As described above, when the tube 10 is joined to the tube sheet 20 of the shell & tube heat exchanger, the present invention performs shell side welding 24 in addition to both the conventional tube expansion and the conventional tube side welding 14, thereby more firmly joining the tube to the tube sheet and, accordingly, preventing holes from forming in the tube and preventing the fluid flowing into and from the shell from causing corrosion of the tube. The present invention can thus prevent safety accidents from occurring in the shell & tube heat exchanger and can extend the expected lifespan of the heat exchanger.

Those skilled in the art will appreciate that a variety of changes and modifications of the present invention is possible without departing from the scope and spirit of the present invention. Accordingly, it should be understood that the above-mentioned preferred embodiment is for illustrative purposes, not limiting the present invention. Further, the scope and spirit of the present invention must be expressed by the accompanying claims rather than the detailed description, and various modifications, additions and substitutions induced from the accompanying claims and the equivalent conception of the claims must be interpreted to be included in the scope and spirit of the present invention.

Claims

1. A method of joining a tube and a tube sheet in a shell & tube heat exchanger, comprising:

forming a tube sheet groove in a surface of the tube sheet at a location spaced apart from a tube insert hole of the tube sheet by a predetermined distance, and forming a tube holding groove in an inner surface of the tube insert hole;

inserting the tube into the tube insert hole of the tube sheet and expanding the tube; and

performing both tube side welding and shell side welding so as to join the tube to the tube sheet.

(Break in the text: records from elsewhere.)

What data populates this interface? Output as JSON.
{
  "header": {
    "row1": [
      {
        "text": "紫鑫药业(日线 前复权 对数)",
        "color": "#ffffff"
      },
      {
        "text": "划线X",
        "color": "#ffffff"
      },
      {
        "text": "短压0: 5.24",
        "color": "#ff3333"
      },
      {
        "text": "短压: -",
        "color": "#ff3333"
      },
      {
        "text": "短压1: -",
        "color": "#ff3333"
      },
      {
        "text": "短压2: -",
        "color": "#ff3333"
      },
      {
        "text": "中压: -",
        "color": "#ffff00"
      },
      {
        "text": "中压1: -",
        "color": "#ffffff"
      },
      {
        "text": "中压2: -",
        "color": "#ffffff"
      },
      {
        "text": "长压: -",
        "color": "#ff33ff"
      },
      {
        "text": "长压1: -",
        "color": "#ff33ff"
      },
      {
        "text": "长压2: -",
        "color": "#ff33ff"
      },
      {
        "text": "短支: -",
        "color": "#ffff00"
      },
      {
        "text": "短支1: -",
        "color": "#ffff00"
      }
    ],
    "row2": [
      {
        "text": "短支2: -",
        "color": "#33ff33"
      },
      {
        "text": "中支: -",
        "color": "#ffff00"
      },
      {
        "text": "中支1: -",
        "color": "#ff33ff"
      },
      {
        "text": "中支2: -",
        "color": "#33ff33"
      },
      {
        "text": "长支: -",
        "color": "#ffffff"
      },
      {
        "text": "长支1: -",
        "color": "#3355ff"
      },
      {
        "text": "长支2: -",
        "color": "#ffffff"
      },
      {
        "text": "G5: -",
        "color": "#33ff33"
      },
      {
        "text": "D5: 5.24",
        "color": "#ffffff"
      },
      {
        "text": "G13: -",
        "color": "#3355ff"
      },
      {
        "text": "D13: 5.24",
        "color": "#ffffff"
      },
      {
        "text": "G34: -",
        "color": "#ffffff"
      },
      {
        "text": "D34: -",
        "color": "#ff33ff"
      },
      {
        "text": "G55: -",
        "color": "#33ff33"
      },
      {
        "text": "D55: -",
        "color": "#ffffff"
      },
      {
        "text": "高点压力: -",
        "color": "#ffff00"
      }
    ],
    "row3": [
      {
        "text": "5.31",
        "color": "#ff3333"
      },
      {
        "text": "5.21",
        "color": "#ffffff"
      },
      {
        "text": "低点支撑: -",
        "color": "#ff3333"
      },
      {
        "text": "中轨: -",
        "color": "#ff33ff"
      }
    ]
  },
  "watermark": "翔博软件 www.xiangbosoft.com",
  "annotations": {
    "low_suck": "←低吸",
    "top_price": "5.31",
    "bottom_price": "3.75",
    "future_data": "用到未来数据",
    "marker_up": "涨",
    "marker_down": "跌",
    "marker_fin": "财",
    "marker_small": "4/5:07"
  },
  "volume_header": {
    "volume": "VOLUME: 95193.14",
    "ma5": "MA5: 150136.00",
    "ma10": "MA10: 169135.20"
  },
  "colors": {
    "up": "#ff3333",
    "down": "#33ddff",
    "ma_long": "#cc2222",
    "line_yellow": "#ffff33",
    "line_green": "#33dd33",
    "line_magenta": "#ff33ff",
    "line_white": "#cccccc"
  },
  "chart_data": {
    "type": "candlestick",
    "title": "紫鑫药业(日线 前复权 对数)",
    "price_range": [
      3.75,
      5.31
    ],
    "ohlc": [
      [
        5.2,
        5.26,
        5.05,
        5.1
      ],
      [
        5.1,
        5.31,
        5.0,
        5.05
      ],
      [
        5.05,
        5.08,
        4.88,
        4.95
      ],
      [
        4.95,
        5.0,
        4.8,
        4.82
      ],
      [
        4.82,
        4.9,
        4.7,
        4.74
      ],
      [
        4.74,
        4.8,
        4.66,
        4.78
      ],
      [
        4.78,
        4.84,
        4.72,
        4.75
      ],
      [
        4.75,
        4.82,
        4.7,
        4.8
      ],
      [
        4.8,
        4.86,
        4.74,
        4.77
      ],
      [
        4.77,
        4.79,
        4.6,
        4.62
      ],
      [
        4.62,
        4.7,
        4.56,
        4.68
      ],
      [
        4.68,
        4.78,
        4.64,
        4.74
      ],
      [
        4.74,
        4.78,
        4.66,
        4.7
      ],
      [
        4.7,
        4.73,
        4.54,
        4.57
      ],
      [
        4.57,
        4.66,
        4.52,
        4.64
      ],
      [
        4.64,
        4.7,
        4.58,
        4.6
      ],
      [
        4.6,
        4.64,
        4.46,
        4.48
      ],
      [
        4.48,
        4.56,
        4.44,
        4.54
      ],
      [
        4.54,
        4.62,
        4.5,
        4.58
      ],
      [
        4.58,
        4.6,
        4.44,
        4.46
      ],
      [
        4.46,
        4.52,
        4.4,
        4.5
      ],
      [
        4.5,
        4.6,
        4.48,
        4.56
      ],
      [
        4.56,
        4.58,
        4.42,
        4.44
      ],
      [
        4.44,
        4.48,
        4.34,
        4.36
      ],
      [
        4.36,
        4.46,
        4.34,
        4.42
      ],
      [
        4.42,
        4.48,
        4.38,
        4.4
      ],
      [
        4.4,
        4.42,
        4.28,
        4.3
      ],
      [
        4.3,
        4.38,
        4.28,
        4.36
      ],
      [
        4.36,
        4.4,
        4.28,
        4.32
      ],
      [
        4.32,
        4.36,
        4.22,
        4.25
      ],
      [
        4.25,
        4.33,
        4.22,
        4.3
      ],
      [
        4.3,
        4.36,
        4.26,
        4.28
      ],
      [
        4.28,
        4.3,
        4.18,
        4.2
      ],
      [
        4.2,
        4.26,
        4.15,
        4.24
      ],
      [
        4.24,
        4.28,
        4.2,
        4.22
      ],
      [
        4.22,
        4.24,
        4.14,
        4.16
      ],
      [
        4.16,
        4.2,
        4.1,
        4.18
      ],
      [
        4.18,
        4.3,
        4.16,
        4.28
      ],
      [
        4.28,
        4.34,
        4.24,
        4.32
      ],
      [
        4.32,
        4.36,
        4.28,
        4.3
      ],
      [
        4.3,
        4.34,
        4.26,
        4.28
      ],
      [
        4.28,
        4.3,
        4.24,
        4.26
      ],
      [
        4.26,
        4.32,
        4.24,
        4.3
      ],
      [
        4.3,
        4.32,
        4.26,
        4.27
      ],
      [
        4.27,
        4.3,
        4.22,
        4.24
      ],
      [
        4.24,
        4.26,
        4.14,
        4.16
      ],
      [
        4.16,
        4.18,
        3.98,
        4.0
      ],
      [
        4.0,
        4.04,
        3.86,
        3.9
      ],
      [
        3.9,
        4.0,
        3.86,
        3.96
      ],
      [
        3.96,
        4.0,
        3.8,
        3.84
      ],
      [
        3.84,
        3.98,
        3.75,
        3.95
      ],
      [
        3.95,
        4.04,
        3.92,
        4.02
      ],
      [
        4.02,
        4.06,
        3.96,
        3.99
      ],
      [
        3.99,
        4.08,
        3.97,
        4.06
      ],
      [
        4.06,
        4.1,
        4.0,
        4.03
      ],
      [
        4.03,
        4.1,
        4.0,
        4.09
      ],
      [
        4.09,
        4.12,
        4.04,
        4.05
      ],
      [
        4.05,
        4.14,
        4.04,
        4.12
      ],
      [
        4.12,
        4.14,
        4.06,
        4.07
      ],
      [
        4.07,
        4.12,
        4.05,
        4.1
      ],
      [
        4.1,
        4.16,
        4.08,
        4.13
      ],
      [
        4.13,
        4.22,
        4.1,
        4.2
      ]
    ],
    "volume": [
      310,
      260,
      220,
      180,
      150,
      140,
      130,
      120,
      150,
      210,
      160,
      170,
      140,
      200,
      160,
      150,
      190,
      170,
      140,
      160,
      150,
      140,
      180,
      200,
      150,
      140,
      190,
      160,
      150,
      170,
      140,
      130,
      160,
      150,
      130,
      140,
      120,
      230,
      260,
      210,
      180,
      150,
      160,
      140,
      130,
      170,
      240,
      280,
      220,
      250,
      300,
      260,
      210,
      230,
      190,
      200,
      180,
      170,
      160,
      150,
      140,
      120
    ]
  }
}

2. The method as set forth in claim 1, wherein a thickness of a welding portion formed in the tube sheet by the tube sheet groove is equal to a thickness of the tube.

3. The method as set forth in claim 1, wherein the tube sheet groove has a ring shape.

4. The method as set forth in claim 1, wherein the tube holding groove has a ring shape.

5. The method as set forth in claim 1, wherein the shell side welding is performed by forming a welding torch in the outside surface of the tube.